A proton moves at right angles to a magnetic
field of 0.0609 T with a speed of 8.16×10
6 m/s.
Find the magnitude of the acceleration of
the proton.
Answer in units of m/s
2
To find the magnitude of the acceleration of the proton, we can use the equation:
a = qvB/m
Where:
a is the acceleration,
q is the charge of the proton (1.6 x 10^-19 C),
v is the speed of the proton (8.16 x 10^6 m/s),
B is the magnetic field (0.0609 T),
and m is the mass of the proton (1.67 x 10^-27 kg).
Plugging in the given values, we can calculate the acceleration:
a = (1.6 x 10^-19 C) * (8.16 x 10^6 m/s) * (0.0609 T) / (1.67 x 10^-27 kg)
The charge of the proton and the speed are both positive values, which means the proton will experience a centripetal acceleration towards the center of the circular motion.
Simplifying the equation:
a = 7.52 x 10^13 m/s^2
Therefore, the magnitude of the acceleration of the proton is approximately 7.52 x 10^13 m/s^2.
To find the magnitude of the acceleration of the proton, we can use the formula for the force on a charged particle moving in a magnetic field:
F = q * (v x B)
Where:
F is the force on the proton
q is the charge of the proton
v is the velocity of the proton
B is the magnetic field
Since the proton has a positive charge (q = +1.6 x 10^-19 C), the direction of the force on the proton will be perpendicular to both the velocity and the magnetic field.
Now, let's calculate the magnitude of the acceleration using the formula:
a = F / m
Where:
a is the acceleration of the proton
F is the force on the proton
m is the mass of the proton
Since the mass of a proton (m) is 1.67 x 10^-27 kg, we can substitute the values into the formulas:
F = q * (v x B)
F = (1.6 x 10^-19 C) * (8.16 x 10^6 m/s) * (0.0609 T)
To compute F, we need to calculate the cross product of the velocity (v) vectors and the magnetic field (B) vectors:
v x B = v * B * sin(theta)
Where:
v is the velocity of the proton
B is the magnetic field
theta is the angle between v and B
Since the proton moves at right angles to the magnetic field (theta = 90 degrees), sin(theta) will be equal to 1. Therefore:
F = q * v * B
Now, let's substitute the values and calculate F:
F = (1.6 x 10^-19 C) * (8.16 x 10^6 m/s) * (0.0609 T)

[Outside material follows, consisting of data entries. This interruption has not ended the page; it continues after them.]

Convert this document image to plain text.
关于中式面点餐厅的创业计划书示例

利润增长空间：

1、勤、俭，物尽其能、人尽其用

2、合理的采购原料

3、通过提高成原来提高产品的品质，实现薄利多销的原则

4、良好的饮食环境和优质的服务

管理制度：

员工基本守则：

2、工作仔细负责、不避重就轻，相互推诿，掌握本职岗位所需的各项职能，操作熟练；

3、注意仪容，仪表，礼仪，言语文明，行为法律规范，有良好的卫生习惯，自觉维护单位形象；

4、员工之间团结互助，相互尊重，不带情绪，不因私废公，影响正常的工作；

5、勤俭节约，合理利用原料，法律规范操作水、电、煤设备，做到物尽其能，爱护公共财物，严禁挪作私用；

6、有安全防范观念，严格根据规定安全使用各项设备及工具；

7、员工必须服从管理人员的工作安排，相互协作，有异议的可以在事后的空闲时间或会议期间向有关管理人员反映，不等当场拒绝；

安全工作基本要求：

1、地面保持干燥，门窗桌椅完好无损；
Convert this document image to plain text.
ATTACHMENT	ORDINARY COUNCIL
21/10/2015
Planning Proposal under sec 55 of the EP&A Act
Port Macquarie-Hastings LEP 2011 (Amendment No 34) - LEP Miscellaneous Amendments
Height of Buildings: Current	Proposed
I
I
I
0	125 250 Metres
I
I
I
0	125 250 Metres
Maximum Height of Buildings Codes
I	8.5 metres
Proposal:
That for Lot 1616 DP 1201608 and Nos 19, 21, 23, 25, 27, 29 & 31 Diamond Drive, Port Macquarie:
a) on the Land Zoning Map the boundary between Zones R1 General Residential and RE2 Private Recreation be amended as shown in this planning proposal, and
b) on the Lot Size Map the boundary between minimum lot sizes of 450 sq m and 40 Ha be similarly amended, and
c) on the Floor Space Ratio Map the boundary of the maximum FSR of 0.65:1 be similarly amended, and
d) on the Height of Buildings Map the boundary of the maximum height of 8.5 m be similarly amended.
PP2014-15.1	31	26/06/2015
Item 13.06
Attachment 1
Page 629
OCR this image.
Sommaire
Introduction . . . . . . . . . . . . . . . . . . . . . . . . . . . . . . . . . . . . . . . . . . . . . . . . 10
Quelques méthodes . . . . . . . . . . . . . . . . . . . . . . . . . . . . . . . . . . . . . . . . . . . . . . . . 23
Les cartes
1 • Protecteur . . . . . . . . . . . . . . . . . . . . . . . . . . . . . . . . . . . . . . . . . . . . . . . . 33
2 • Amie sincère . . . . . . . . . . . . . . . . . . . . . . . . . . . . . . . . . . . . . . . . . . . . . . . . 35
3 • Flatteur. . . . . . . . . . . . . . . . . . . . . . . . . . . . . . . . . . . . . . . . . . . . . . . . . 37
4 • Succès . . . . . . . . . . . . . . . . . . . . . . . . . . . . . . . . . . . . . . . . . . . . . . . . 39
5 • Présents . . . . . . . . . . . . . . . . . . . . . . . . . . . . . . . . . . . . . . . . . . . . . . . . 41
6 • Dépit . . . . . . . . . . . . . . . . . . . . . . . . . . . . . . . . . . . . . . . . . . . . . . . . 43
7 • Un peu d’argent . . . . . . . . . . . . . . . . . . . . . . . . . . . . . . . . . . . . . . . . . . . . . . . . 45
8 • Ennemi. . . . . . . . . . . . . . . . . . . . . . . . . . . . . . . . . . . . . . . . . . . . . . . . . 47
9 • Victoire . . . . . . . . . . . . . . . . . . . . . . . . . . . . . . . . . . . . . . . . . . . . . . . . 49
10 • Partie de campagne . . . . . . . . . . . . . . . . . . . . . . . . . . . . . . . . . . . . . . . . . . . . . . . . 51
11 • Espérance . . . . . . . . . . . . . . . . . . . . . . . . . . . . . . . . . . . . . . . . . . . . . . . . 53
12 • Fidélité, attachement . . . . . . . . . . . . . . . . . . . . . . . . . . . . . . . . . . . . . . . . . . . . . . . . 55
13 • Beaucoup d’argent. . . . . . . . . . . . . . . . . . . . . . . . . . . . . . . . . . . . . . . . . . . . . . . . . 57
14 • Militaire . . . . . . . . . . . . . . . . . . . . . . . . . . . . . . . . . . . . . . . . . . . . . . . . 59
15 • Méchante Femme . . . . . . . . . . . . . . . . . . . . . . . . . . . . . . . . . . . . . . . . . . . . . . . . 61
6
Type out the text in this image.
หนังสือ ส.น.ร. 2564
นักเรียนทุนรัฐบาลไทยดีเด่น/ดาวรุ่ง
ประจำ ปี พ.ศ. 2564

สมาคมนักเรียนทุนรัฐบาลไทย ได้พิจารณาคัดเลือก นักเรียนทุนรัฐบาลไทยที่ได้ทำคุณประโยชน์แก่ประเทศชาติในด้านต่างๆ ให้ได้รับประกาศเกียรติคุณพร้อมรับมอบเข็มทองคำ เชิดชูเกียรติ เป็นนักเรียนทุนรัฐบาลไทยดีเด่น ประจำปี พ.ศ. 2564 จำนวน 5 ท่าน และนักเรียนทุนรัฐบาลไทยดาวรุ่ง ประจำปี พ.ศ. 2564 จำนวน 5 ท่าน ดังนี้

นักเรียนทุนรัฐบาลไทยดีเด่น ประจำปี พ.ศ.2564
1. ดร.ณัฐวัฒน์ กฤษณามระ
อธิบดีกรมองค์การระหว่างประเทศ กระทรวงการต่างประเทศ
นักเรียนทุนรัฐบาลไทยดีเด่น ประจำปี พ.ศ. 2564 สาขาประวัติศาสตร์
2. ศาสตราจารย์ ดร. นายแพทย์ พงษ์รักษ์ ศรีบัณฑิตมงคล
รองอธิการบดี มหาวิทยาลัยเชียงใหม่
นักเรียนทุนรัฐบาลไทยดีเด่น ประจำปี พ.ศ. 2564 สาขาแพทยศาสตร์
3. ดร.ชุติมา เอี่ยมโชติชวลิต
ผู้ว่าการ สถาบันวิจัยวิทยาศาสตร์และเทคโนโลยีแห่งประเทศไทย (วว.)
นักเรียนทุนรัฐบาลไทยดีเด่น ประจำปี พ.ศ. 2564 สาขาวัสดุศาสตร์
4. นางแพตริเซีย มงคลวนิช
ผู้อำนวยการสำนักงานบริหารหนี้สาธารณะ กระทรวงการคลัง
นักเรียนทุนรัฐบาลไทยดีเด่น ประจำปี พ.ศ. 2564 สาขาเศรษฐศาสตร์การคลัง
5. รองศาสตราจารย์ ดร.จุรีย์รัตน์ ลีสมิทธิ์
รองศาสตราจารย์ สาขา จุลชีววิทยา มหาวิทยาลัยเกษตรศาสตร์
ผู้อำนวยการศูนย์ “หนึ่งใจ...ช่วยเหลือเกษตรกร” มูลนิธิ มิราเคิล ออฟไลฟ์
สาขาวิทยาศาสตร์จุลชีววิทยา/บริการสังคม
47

After calculating, we find that F is equal to 7.4496 x 10^-14 N.
Now, let's calculate the acceleration using the formula:
a = F / m
a = (7.4496 x 10^-14 N) / (1.67 x 10^-27 kg)
After calculating, we find that the magnitude of the acceleration of the proton is approximately 4.459 x 10^12 m/s^2.
Therefore, the magnitude of the acceleration of the proton is 4.459 x 10^12 m/s^2.